Na véspera de Ano Novo, o especialista da OMS que liderava a missão não tinha voo reservado. Na terça-feira, o diretor-geral da OMS, Tedros Adhanom Ghebreyesus, expressou “desapontamento” com o fato de a China ainda não ter finalizado as permissões para a viagem – sua crítica mais contundente à China até agora. A China disse que os dois lados “ainda estão negociando” arranjos para a viagem.
A demora e as raras repreensões apontam para os muitos desafios enfrentados pela equipe da OMS encarregada de investigar uma das questões mais complexas e críticas de nosso tempo. É uma questão que se tornou cada vez mais politicamente carregada, à medida que os Estados Unidos e outros críticos culpam a China pela pandemia que já ceifou mais de 1,8 milhão de vidas.
Durante meses, Pequim rejeitou os pedidos de uma investigação sobre as origens do vírus, concordando mais tarde com uma investigação liderada pela OMS apenas se não fosse específica do país. As autoridades chinesas criaram teorias de que o vírus veio de fora do país enquanto controlava pesquisas relacionadas e bloqueando cientistas domésticos da publicação de estudos independentes sobre as causas do surto.
“Com a quantidade de divisão e polarização que já ocorreu, [past] ano, vai ser muito difícil obter respostas objetivas e honestas ”, disse Raina MacIntyre, professora de biossegurança da University of New South Wales, na Austrália.

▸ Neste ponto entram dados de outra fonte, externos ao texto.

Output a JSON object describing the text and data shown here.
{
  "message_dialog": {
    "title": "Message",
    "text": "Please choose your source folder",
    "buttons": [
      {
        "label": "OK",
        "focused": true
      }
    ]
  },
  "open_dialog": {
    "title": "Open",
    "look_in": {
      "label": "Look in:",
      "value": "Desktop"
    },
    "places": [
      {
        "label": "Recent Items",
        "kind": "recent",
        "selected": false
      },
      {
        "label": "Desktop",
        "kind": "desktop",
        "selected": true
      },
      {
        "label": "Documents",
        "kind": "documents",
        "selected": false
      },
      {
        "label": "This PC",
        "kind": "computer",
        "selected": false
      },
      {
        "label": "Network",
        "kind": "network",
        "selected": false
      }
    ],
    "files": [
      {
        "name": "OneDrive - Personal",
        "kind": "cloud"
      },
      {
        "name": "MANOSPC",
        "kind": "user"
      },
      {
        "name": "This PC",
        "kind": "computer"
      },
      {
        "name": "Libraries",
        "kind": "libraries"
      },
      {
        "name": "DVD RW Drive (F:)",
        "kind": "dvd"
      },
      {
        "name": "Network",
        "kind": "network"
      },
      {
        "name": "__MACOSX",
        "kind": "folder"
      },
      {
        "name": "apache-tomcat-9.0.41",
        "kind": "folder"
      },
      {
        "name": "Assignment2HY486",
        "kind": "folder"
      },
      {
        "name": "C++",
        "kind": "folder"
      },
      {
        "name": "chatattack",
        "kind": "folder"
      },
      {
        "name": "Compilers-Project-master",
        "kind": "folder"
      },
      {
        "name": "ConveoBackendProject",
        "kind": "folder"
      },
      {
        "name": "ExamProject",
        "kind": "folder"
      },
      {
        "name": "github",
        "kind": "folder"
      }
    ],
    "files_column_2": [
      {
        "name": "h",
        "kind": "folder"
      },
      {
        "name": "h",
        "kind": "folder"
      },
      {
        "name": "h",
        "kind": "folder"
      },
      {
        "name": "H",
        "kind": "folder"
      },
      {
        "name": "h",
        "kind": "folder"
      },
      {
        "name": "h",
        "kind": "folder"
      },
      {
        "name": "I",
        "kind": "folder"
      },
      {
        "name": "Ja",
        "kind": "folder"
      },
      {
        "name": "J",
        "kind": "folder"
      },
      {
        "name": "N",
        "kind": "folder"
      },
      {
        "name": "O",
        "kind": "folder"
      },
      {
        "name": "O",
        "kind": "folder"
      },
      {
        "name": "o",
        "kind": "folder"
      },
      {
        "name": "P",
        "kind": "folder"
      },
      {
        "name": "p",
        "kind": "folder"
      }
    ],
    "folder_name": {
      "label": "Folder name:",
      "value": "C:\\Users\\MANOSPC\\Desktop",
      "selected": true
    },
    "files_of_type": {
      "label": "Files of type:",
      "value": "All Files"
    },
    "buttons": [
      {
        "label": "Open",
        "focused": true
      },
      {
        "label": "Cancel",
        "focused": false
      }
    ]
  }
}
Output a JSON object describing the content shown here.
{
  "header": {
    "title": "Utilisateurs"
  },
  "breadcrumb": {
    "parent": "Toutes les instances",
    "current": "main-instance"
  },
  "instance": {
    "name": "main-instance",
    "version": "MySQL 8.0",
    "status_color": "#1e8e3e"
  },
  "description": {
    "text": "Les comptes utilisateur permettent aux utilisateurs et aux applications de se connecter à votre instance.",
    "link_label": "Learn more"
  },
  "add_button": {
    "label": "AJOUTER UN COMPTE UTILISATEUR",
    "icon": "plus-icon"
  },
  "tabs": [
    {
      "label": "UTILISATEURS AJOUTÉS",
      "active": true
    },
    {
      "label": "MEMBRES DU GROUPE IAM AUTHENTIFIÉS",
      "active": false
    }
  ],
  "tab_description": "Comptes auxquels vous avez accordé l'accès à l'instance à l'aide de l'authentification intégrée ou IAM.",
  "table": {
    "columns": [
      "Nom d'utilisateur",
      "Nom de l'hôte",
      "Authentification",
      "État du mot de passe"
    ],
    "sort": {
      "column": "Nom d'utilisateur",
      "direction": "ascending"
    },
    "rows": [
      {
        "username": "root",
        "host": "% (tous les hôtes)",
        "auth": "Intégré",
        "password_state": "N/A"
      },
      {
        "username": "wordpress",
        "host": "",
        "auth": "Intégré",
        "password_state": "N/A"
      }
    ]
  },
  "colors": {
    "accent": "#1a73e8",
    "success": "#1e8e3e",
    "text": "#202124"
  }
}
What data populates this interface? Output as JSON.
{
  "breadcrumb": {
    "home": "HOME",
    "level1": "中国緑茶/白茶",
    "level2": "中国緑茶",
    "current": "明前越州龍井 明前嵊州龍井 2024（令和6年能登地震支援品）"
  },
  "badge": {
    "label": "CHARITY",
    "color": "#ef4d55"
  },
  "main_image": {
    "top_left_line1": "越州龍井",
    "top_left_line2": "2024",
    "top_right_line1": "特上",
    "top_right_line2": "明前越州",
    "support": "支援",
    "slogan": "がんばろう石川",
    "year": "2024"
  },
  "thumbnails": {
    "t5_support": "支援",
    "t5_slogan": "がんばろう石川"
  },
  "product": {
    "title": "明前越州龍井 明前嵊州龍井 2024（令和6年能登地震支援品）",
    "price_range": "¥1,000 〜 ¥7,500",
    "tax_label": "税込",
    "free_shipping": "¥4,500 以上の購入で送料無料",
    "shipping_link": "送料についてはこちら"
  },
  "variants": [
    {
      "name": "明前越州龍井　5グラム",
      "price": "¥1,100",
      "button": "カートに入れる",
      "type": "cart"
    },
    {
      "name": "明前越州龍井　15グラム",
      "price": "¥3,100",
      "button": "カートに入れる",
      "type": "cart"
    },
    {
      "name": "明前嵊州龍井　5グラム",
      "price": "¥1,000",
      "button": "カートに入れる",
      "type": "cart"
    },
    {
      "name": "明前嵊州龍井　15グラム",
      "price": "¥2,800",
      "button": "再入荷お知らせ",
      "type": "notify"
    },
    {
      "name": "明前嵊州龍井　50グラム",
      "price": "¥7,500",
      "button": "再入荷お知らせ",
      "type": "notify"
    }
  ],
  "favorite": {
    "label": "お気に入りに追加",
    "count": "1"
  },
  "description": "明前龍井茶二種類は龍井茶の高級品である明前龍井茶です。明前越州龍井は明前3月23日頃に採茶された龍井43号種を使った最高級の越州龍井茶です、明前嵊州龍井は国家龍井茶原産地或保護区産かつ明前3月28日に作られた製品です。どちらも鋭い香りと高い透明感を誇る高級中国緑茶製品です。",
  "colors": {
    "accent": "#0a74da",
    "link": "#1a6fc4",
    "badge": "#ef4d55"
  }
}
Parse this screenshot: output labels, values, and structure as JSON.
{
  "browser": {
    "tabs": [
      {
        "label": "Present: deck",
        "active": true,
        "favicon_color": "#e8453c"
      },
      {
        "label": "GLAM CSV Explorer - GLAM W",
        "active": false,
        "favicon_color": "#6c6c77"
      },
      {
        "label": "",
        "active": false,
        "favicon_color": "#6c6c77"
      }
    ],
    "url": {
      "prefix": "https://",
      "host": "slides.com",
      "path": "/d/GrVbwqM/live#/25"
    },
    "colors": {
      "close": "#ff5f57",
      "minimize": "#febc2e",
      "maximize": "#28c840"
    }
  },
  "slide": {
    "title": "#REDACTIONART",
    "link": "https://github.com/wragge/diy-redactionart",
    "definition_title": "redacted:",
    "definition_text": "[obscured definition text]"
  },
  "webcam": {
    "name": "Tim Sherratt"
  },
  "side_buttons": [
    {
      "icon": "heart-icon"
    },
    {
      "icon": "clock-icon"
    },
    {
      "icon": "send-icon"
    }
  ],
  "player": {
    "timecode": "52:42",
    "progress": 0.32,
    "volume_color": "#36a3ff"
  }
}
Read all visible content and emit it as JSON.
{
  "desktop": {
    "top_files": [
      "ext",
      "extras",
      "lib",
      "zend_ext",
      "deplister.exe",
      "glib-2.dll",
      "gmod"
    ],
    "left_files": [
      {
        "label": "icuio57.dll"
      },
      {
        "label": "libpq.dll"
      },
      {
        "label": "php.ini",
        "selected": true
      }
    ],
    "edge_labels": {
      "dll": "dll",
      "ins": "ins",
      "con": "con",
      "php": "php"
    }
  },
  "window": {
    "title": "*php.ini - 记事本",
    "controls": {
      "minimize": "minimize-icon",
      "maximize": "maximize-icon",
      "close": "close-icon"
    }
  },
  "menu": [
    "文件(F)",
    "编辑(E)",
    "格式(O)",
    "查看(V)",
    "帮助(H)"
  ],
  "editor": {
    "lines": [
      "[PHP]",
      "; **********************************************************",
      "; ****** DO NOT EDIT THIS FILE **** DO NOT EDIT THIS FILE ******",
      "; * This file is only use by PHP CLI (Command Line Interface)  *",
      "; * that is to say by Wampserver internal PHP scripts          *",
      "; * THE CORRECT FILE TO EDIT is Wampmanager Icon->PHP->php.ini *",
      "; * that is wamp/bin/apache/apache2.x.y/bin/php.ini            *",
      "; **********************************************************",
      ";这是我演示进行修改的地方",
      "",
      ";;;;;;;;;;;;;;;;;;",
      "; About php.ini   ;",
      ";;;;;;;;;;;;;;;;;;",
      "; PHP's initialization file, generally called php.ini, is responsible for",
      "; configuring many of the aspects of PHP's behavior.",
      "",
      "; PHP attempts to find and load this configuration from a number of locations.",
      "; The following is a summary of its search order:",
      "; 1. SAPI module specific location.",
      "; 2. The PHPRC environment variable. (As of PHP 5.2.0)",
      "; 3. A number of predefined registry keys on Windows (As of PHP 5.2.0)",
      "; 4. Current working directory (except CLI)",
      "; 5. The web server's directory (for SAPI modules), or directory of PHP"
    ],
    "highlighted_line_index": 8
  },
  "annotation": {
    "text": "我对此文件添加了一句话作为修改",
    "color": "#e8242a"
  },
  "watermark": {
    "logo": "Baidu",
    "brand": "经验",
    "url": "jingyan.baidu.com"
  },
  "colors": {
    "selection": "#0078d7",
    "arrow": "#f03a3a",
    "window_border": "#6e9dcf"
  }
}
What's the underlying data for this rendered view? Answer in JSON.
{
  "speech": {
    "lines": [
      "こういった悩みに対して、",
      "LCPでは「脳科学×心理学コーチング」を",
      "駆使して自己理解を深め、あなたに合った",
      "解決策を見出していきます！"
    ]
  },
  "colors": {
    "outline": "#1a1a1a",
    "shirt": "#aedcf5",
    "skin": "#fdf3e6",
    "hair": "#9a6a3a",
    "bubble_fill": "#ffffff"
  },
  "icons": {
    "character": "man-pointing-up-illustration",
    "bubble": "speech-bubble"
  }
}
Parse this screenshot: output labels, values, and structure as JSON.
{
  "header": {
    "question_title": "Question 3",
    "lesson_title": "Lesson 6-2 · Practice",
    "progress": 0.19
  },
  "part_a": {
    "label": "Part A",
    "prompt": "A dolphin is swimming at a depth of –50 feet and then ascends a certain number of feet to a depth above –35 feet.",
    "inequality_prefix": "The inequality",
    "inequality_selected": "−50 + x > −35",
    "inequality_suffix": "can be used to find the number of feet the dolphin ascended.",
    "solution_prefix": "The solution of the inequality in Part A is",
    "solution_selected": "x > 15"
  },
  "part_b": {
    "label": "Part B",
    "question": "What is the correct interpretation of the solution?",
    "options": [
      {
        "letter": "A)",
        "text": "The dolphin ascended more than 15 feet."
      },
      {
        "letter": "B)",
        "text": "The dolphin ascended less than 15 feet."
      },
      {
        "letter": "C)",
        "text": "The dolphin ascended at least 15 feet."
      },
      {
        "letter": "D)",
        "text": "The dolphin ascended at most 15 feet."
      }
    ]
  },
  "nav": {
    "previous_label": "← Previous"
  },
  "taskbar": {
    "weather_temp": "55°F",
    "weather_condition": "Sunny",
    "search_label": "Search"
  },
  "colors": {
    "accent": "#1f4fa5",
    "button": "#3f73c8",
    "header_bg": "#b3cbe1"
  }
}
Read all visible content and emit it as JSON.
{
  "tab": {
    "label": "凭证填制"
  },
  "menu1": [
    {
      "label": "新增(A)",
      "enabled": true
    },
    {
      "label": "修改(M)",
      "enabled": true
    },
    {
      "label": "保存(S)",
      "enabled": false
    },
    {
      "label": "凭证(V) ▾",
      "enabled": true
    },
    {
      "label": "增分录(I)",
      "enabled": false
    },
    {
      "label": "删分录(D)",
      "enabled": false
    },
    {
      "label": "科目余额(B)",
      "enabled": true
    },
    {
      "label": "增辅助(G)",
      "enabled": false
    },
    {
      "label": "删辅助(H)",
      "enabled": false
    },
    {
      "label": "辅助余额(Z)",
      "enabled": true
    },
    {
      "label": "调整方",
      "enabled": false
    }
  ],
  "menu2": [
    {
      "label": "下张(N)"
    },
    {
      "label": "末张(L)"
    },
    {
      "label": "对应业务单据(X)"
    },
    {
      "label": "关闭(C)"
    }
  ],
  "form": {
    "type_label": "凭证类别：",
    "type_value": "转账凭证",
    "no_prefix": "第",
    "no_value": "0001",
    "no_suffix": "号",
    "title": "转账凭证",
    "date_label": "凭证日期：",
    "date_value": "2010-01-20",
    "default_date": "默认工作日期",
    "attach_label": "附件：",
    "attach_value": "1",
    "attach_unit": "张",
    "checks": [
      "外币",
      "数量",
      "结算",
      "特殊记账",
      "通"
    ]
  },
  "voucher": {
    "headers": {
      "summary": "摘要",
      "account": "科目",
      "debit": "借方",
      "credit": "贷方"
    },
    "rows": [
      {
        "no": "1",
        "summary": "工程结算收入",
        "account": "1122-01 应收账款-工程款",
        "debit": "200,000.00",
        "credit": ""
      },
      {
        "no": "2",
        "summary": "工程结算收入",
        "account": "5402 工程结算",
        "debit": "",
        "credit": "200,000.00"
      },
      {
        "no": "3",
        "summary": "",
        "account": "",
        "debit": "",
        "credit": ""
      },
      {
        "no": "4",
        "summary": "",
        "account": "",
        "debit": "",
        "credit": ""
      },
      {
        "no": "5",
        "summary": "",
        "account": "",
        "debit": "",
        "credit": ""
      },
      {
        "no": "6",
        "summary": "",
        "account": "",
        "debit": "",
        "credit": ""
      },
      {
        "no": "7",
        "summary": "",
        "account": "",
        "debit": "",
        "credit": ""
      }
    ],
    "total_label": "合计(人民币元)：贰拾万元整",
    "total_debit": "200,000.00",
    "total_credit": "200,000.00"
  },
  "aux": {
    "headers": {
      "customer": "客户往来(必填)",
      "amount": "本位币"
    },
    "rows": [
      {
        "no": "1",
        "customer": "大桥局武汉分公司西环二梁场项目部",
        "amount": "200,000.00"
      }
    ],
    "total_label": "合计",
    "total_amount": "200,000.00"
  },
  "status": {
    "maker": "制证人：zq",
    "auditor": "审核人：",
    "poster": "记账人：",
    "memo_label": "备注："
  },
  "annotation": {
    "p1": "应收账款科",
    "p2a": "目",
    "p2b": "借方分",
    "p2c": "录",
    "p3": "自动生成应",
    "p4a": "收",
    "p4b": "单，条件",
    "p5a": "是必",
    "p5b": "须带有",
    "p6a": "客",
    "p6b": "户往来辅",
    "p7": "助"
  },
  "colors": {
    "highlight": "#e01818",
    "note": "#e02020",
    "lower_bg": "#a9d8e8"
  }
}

Os cientistas estão realizando a missão em meio a um impasse geopolítico entre a China e os Estados Unidos, no qual o governo Trump impôs novas restrições às empresas chinesas de tecnologia e acusou Pequim de obstruir a investigação da OMS.
E a equipe deve voltar no tempo, reconstruindo eventos que aconteceram antes que a maioria das pessoas soubesse que algo estava errado. Isso teria sido um desafio mesmo no inverno passado. A demora pode tornar difícil ou impossível chegar a conclusões definitivas.
“Eles levaram um ano inteiro para negociar o acesso de qualquer forma significativa na China”, disse Lawrence Gostin, professor de saúde global da Universidade de Georgetown. “É como se houvesse um assassinato e você volta à cena do crime um ano depois, depois que foi esfregado, e espera encontrar algo”.
‘Está tudo na mesa’
A equipe vai começar revisando os primeiros casos de coronavírus e entrevistando novamente as pessoas à medida que o processo retrocede, em busca de pistas, de acordo com Peter Ben Embarek, especialista em segurança alimentar e chefe da missão.
Os cientistas vão tentar reconstruir o que aconteceu no Huanan Seafood Market no centro de Wuhan, inicialmente ligado ao surto, refazendo tudo o que entrou e saiu desse mercado em novembro e dezembro de 2019, disse Ben Embarek, incluindo produtos, animais e mercadorias. A partir daí, a equipe irá “triangular” os resultados, tentando determinar uma possível origem.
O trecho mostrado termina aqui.